Brasil lidera proposta global de proteção infantil no mundo digital

Recentemente, durante a CMDT-25 (Conferência Mundial de Desenvolvimento das Telecomunicações), realizada em Baku, Azerbaijão, o Brasil teve sua proposta para a proteção de crianças no ambiente digital aprovada como normativa pela União Internacional de Telecomunicações (UIT). 

A iniciativa liderada pela delegação brasileira chefiada pela conselheira da Anatel, amplia o entendimento de que os riscos para crianças no mundo online não se restringem apenas à navegação em si, mas a todo o ecossistema digital: redes sociais, aplicativos, jogos, streaming, educação, plataformas diversas. 

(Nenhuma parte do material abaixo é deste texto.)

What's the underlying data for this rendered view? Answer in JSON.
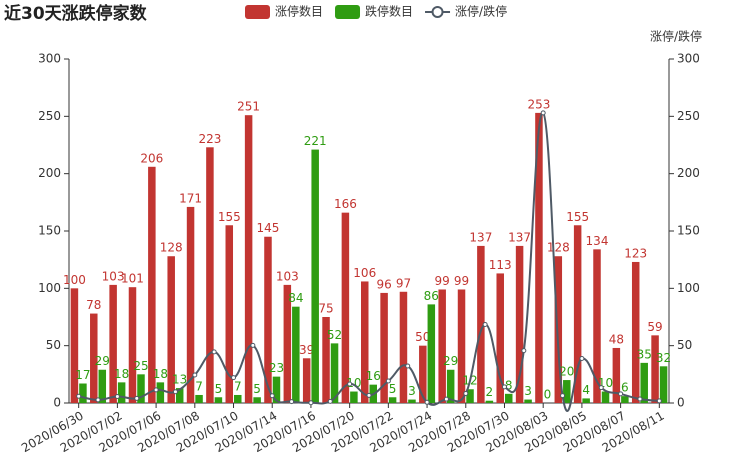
{
  "chart_data": {
    "type": "bar-line",
    "title": "近30天涨跌停家数",
    "y2_label": "涨停/跌停",
    "categories": [
      "2020/06/30",
      null,
      "2020/07/02",
      null,
      "2020/07/06",
      null,
      "2020/07/08",
      null,
      "2020/07/10",
      null,
      "2020/07/14",
      null,
      "2020/07/16",
      null,
      "2020/07/20",
      null,
      "2020/07/22",
      null,
      "2020/07/24",
      null,
      "2020/07/28",
      null,
      "2020/07/30",
      null,
      "2020/08/03",
      null,
      "2020/08/05",
      null,
      "2020/08/07",
      null,
      "2020/08/11"
    ],
    "series": [
      {
        "name": "涨停数目",
        "color": "#c23531",
        "type": "bar",
        "values": [
          100,
          78,
          103,
          101,
          206,
          128,
          171,
          223,
          155,
          251,
          145,
          103,
          39,
          75,
          166,
          106,
          96,
          97,
          50,
          99,
          99,
          137,
          113,
          137,
          253,
          128,
          155,
          134,
          48,
          123,
          59
        ]
      },
      {
        "name": "跌停数目",
        "color": "#2f9c12",
        "type": "bar",
        "values": [
          17,
          29,
          18,
          25,
          18,
          13,
          7,
          5,
          7,
          5,
          23,
          84,
          221,
          52,
          10,
          16,
          5,
          3,
          86,
          29,
          12,
          2,
          8,
          3,
          0,
          20,
          4,
          10,
          6,
          35,
          32
        ]
      },
      {
        "name": "涨停/跌停",
        "color": "#4f5a66",
        "type": "line",
        "axis": "y2",
        "values": [
          5.9,
          2.7,
          5.7,
          4.0,
          11.4,
          9.8,
          24.4,
          44.6,
          22.1,
          50.2,
          6.3,
          1.2,
          0.2,
          1.4,
          16.6,
          6.6,
          19.2,
          32.3,
          0.6,
          3.4,
          8.3,
          68.5,
          14.1,
          45.7,
          253,
          6.4,
          38.8,
          13.4,
          8.0,
          3.5,
          1.8
        ]
      }
    ],
    "ylim": [
      0,
      300
    ],
    "yticks": [
      0,
      50,
      100,
      150,
      200,
      250,
      300
    ],
    "y2lim": [
      0,
      300
    ],
    "y2ticks": [
      0,
      50,
      100,
      150,
      200,
      250,
      300
    ]
  }
}
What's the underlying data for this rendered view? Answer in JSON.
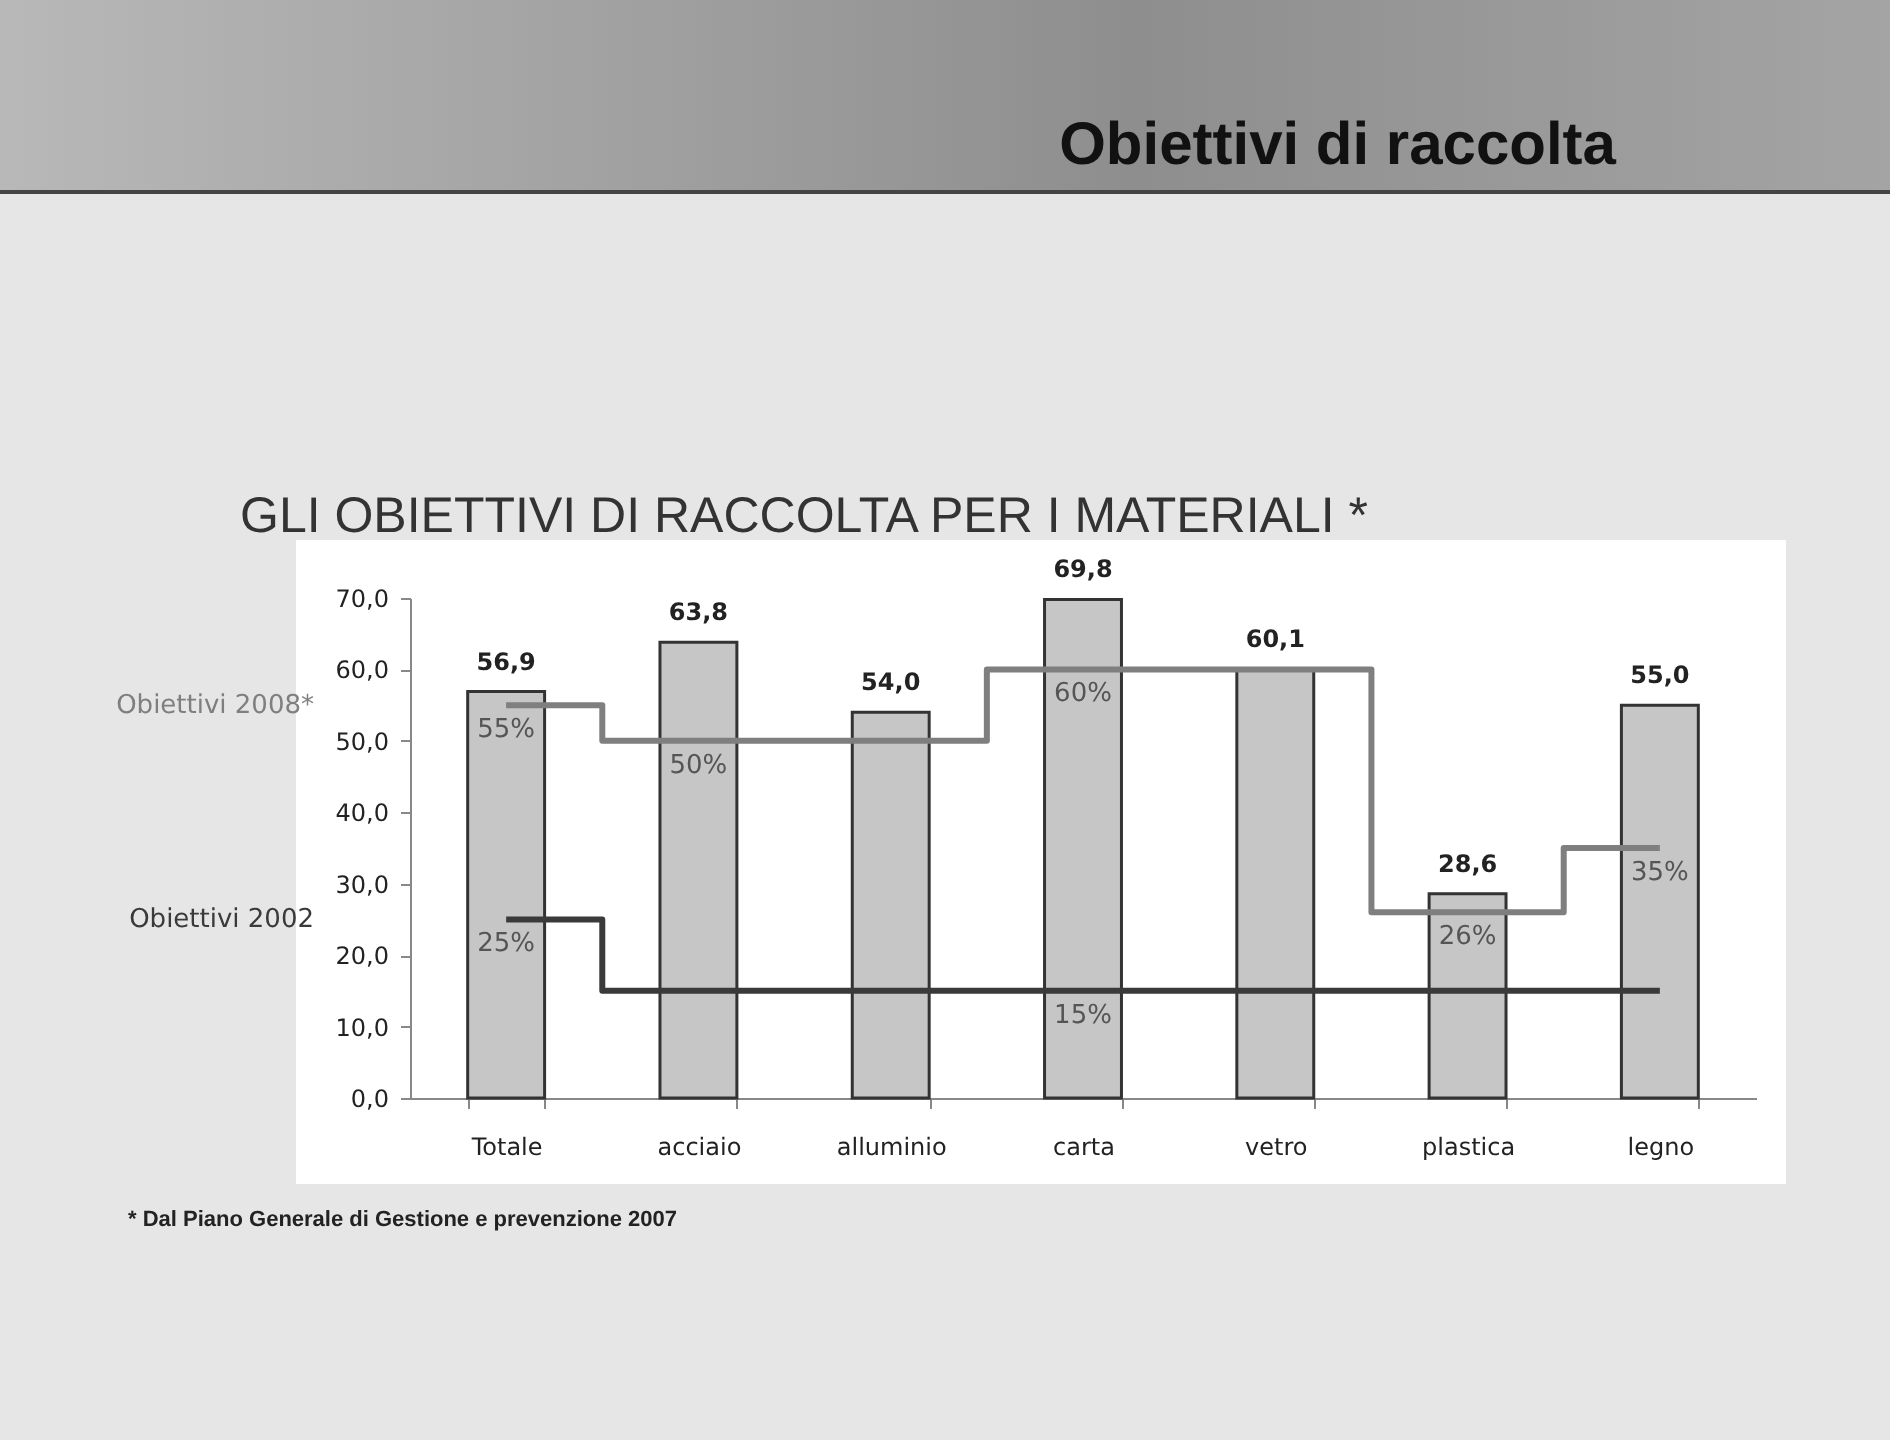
{
  "chart_data": {
    "type": "bar",
    "title": "Obiettivi di raccolta",
    "subtitle": "GLI OBIETTIVI DI RACCOLTA PER I MATERIALI *",
    "annotations": [
      "* Dal Piano Generale di Gestione e prevenzione 2007"
    ],
    "categories": [
      "Totale",
      "acciaio",
      "alluminio",
      "carta",
      "vetro",
      "plastica",
      "legno"
    ],
    "ylim": [
      0,
      70
    ],
    "yticks": [
      {
        "value": 0,
        "label": "0,0"
      },
      {
        "value": 10,
        "label": "10,0"
      },
      {
        "value": 20,
        "label": "20,0"
      },
      {
        "value": 30,
        "label": "30,0"
      },
      {
        "value": 40,
        "label": "40,0"
      },
      {
        "value": 50,
        "label": "50,0"
      },
      {
        "value": 60,
        "label": "60,0"
      },
      {
        "value": 70,
        "label": "70,0"
      }
    ],
    "series": [
      {
        "color": "#c6c6c6",
        "values": [
          56.9,
          63.8,
          54.0,
          69.8,
          60.1,
          28.6,
          55.0
        ],
        "value_labels": [
          "56,9",
          "63,8",
          "54,0",
          "69,8",
          "60,1",
          "28,6",
          "55,0"
        ]
      },
      {
        "type": "step",
        "name": "Obiettivi 2008*",
        "color": "#7f7f7f",
        "values": [
          55,
          50,
          50,
          60,
          60,
          26,
          35
        ],
        "value_labels": [
          "55%",
          "50%",
          null,
          "60%",
          null,
          "26%",
          "35%"
        ]
      },
      {
        "type": "step",
        "name": "Obiettivi 2002",
        "color": "#3a3a3a",
        "values": [
          25,
          15,
          15,
          15,
          15,
          15,
          15
        ],
        "value_labels": [
          "25%",
          null,
          null,
          "15%",
          null,
          null,
          null
        ]
      }
    ]
  }
}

As mudanças na resolução da UIT contemplam, entre outros pontos:

  • a promoção da alfabetização digital de crianças e adolescentes;

  • o reconhecimento da necessidade de políticas públicas para limitar o uso de dispositivos por crianças nas escolas;

  • a recomendação de uso seguro de serviços e aplicações digitais, com possibilidade de restrições quando adequado;

  • a assunção de que os riscos no ambiente digital incluem não apenas o acesso à internet, mas o uso de apps e serviços online.

Além disso, a nova resolução da UIT orienta países e o setor privado a colaborarem na criação de políticas públicas, programas educativos e mecanismos de proteção, com base em dados, evidências e boas práticas.

Por que provedores de internet e SVA devem prestar atenção

Para empresas como provedores de internet, especialmente aquelas que entregam uma oferta mais ampla com serviços de valor agregado (SVA) streaming, jogos, educação, bem-estar, entre outros, esta mudança regulatória representa um ponto de atenção, mas também uma oportunidade estratégica. Eis por que:

  • Maior responsabilidade social e compliance: ao ofertar serviços para famílias, os provedores passam a ter papel relevante na garantia de acesso seguro para crianças e adolescentes. Integrar controles, filtros, recursos de supervisão parental ou orientações de uso pode se tornar diferencial e, sobretudo, uma exigência ética e regulatória.

  • Confiança da família como ativo competitivo: quando um provedor comunica que sua plataforma respeita normas de proteção infantil, isso gera credibilidade entre pais e responsáveis, um fator que pode reforçar satisfação, retenção e fidelização.

  • Diferenciação na oferta de SVA: combinar pacotes que entregam não só conexão, mas serviços seguros e adaptados para diferentes públicos (adultos, jovens, crianças) pode ser um grande diferencial de mercado.

  • Alinhamento com políticas públicas e tendências regulatórias: antecipar-se a novas exigências como educação digital, restrições em ambientes escolares ou mecanismos de verificação e segurança, posiciona o provedor como parceiro confiável e responsável.